Last week I began my search for a new tractor to help with the endless maintenance around my house. I knew that I wanted something bigger than I have, and wanted to stay with the same brand. I’ve owned 3 over the years of this brand and they’ve always been great. I had made my decision to buy – now I just had to figure out where.
Understanding precisely what your prospects go through in their buying process can make a big difference in your presentation and the care you’ll take along the way. My example provides some of the real considerations that I make in my buying decision.
Narrowing options in the sales process
I called or visited 6 dealerships within an hour of my house. I did not include the closest dealership as I felt they didn’t care about my business the last time I went in a few years ago. Nothing like consistently being greeted with a “Yeah, what do you need?” Rapport-building at its finest. Dealers should know: It’s not always about the money.
The search quickly narrowed from 6 dealers to 2. Non-responders knocked out a couple. Ridiculous pricing a couple more. When I was reading the reviews of these dealerships, I found that the complaints were mostly around issues after the sale.
How people were treated for service issues became the focus of online reviews. Much like me with my local dealer, some vowed never to buy from a dealership again over a very inexpensive part.
I’ve found this to be true throughout my career. Cost may have been important upfront, but trust and relationship soon became more important. For most businesses, the amount of time potential clients spend with you on the sale is very small compared to the time they spend on service issues and enhancements.
I decided on a dealer that wasn’t the cheapest, but that I trusted more.
Here are the lessons for your business:
- Think about how the customer experience is after the sale. Your clients spend relatively little time with your Firm in the actual selling process, a whole lot more afterwards. Do you include your “service” partners in your sales meeting? Maybe you should…
- Pricing may be important upfront, but it becomes less important as the relationship and trust builds.
- Clients have a long memory.
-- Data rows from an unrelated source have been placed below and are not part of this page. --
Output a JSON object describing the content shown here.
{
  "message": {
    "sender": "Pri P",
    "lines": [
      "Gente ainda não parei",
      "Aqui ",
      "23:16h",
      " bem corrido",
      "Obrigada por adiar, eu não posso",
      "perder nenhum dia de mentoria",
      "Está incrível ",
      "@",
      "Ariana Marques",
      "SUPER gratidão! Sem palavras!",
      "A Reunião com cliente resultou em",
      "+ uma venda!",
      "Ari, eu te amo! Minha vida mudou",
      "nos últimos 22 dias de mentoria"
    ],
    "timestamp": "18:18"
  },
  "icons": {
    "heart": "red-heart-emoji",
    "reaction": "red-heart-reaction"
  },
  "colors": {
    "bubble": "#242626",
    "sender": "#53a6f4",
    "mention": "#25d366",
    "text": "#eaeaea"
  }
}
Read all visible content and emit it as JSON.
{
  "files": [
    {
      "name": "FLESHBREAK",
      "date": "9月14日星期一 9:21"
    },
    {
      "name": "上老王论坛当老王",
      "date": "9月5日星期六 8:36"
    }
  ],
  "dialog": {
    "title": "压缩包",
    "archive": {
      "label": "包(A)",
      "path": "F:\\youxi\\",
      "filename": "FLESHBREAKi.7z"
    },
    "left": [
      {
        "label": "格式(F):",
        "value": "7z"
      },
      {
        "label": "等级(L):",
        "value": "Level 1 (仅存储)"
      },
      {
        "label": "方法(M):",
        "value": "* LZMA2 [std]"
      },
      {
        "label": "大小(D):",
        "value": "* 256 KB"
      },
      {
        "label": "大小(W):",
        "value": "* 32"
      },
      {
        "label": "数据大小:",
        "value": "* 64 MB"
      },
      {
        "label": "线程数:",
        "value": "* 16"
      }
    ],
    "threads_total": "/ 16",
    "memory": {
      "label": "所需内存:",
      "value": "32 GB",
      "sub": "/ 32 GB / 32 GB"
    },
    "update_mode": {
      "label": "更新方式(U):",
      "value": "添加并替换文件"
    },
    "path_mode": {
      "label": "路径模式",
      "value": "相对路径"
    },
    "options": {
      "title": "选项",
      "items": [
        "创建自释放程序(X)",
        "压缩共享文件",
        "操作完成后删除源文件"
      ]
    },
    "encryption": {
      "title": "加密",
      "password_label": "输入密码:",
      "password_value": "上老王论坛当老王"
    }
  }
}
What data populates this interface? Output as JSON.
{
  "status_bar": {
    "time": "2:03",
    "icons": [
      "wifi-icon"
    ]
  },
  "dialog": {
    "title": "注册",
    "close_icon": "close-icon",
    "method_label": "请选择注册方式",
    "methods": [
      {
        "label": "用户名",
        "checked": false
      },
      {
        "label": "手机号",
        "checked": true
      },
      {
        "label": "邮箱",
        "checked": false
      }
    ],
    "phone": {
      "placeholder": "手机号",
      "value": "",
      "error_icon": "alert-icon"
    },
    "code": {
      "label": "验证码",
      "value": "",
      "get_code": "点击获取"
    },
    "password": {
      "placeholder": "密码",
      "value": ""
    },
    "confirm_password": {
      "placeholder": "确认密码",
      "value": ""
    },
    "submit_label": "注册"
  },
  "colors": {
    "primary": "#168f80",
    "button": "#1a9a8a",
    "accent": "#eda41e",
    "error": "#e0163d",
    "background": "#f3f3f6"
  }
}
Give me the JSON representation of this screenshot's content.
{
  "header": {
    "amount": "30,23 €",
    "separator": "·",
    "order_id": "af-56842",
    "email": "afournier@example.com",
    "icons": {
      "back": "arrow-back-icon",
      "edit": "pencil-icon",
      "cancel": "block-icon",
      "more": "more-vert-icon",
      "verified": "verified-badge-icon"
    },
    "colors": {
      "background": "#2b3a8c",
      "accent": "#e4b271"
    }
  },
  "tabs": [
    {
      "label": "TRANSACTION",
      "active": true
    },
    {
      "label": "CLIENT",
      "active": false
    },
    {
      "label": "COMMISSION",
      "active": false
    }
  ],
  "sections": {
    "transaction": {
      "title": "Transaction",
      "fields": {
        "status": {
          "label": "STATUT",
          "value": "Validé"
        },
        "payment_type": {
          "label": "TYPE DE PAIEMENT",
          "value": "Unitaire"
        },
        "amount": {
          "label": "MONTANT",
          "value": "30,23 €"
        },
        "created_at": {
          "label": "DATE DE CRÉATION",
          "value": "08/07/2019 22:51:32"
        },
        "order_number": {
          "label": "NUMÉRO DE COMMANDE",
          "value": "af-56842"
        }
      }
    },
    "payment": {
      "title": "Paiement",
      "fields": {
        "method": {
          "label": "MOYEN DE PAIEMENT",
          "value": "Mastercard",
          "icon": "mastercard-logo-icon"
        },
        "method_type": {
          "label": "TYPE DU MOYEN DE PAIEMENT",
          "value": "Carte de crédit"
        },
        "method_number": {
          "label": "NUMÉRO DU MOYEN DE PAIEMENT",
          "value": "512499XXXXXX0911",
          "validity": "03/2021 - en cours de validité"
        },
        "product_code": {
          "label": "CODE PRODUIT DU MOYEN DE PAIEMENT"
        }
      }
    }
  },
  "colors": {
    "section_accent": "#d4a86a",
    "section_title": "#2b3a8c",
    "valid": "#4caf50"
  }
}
That bad experience for a minor amount of money a few years ago still looms large. Ever try and get new business when somebody in the buying decision process has had a bad experience with your Firm? Not going to be easy.
- Prompt, concise communication is important. We all know this yet, we take liberties. What might not be important to you may be very important to them
- Be transparent. Engage them in the process.
I’m looking forward to taking delivery of the new tractor shortly. The dealer took all the pain out of the process for me.
Think about this before you dump your next client onto your service people. I’ve found that quality may be expensive upfront, but often is cheapest in the end. The toughest work with clients comes after the sale – selling is often the easiest part. Remember, the greatest source of new business is existing business.